2008 - VILLA OCAMPO, Mar del Plata (Centro Cultural ). Presentación del libro Marta Díez Máscaras - Esculturas & Rubén Vela - Poesías y exposición de máscaras el 12 de diciembre.

Por Ester de Izaguirre

Quien se detiene en cada una de las máscaras de Marta Díez y llega a la altura crítica del gran poeta Rubén Vela para quién como lo dice con su pluma de poeta la máscara es una de las primeras representaciones de la "Aventura religiosa del hombre"

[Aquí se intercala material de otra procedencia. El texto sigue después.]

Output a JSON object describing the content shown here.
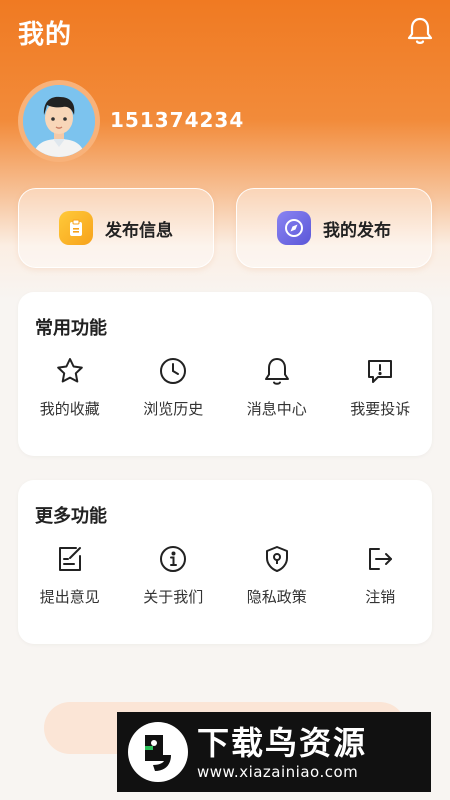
{
  "header": {
    "title": "我的"
  },
  "profile": {
    "user_id": "151374234"
  },
  "quick_actions": [
    {
      "label": "发布信息",
      "icon": "clipboard-icon"
    },
    {
      "label": "我的发布",
      "icon": "compass-icon"
    }
  ],
  "common": {
    "title": "常用功能",
    "items": [
      {
        "label": "我的收藏",
        "icon": "star-icon"
      },
      {
        "label": "浏览历史",
        "icon": "clock-icon"
      },
      {
        "label": "消息中心",
        "icon": "bell-icon"
      },
      {
        "label": "我要投诉",
        "icon": "complaint-icon"
      }
    ]
  },
  "more": {
    "title": "更多功能",
    "items": [
      {
        "label": "提出意见",
        "icon": "edit-icon"
      },
      {
        "label": "关于我们",
        "icon": "info-icon"
      },
      {
        "label": "隐私政策",
        "icon": "shield-icon"
      },
      {
        "label": "注销",
        "icon": "logout-icon"
      }
    ]
  },
  "watermark": {
    "name": "下载鸟资源",
    "url": "www.xiazainiao.com"
  },
  "colors": {
    "accent": "#f07a22",
    "background": "#f8f5f2"
  }
}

Son varios los significados de la palabra máscara

-Bufonada: figura a veces ridícula que se hace de cartón, tela, o alambre con que una persona puede taparse la cara para no ser conocida.

Pretexto, disfraz, velo, simulación.

Y no puedo dejar de recordar los comienzos del teatro griego a través de las efusiones dionisiacas. La verdadera protagonista de los orígenes del teatro en Grecia fue la máscara por supuesto después del megáfono con el que amplificaban la voz y todos los demás recursos con los que se representó para el mundo Antífona. Edipo Rey.

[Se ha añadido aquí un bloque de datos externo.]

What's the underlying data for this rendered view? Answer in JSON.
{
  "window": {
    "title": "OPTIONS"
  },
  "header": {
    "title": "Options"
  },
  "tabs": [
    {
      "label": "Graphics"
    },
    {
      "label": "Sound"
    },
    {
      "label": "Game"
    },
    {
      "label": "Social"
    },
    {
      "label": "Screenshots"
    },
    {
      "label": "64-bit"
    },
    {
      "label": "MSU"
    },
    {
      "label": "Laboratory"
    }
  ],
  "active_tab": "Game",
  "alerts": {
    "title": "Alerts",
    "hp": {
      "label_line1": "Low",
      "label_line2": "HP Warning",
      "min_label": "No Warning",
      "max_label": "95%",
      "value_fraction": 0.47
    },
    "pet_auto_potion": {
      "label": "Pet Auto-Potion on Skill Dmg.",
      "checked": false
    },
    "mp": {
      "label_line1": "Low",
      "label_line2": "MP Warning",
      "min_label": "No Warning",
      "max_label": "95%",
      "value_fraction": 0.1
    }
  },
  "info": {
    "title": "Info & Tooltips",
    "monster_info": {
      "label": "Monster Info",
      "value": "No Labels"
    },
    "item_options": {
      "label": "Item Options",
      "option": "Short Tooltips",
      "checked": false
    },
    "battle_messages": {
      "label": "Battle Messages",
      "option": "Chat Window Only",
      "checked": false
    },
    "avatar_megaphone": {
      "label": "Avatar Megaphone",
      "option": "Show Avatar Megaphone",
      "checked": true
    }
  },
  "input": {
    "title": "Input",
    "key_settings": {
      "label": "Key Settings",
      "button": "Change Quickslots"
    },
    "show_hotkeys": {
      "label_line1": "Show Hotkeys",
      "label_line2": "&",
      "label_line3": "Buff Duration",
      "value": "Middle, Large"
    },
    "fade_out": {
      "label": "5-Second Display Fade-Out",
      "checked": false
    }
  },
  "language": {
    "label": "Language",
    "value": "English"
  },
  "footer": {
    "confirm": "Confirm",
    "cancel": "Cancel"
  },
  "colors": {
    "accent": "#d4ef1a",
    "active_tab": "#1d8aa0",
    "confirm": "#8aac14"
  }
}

Desde el siglo VI antes de Cristo en el teatro griego se colocaban la máscara para ser otro. La máscara era un alma, una identidad agregada y diferente. La máscara escindía en dos a una persona.

La máscara está pues al servicio del desdoblamiento del hombre. De ella y a través de ella surge la mirada y la voz del otro. ¿Y que de la máscara en si sin la servidumbre al actor, al hombre? Nunca se me había ocurrido esta independencia en la definición de la máscara hasta que leí este trabajo e Rubén Vela y contemplé en su estudio las creaciones de Marta Díez. Nunca se me había ocurrido la función, la belleza, la expresividad de la máscara en si cuando es obra de arte como las de Marta Díez.

Cuando contemplé su obra y vi la belleza y el misterio de una cara sin ojos doctores acechando, cuando vi que el misterio había reemplazado a la mirada pude aquilatar el arte de lo incomprensible y de lo inexplicable. Y ese enigma no se puede manifestar con cualquier máscara que se adecue a una cara. A ese arcano podemos vislumbrarlo a través del arte, de la belleza, de la forma y del color.

¿Quién se oculta detrás de las órbitas vacías? (poesía dedicada por Ester de Izaguirre a Marta Díez). Un reinado de belleza. No es que falten los ojos, ellos enfrentan realidades interiores y nos miran. Están y no podemos verlos porque la realidad es un límite. Acá contempladores. Allá el misterio total de la belleza.

Entrar al mundo de Marta Díez no provoca el temple de ánimo que tenemos en una exposición de pintura o escultura, no es lo que experimentamos el escuchar bellos poemas ni cuando nos envuelve una música de Mózart. Es la belleza inquietante del misterio, del milagro hacedor de símbolos, de sentimientos inexpresados.

Las suyas son máscaras y esculturas que sugieren aquel arte cuando el hombre raigal, unido a su naturaleza externa a su propia naturaleza humana atrapaba primeras misteriosas formas para invocar a los dioses. No se circunscriben a mostrar rasgos y colores para llegar al todo de la imagen. En cada una de sus obras hay una síntesis de belleza. Es un gran paisaje humano el misterio que el hombre conlleva. Y tan misterio es que cada uno no sólo ve el enigma del otro sino la increíble ocultación.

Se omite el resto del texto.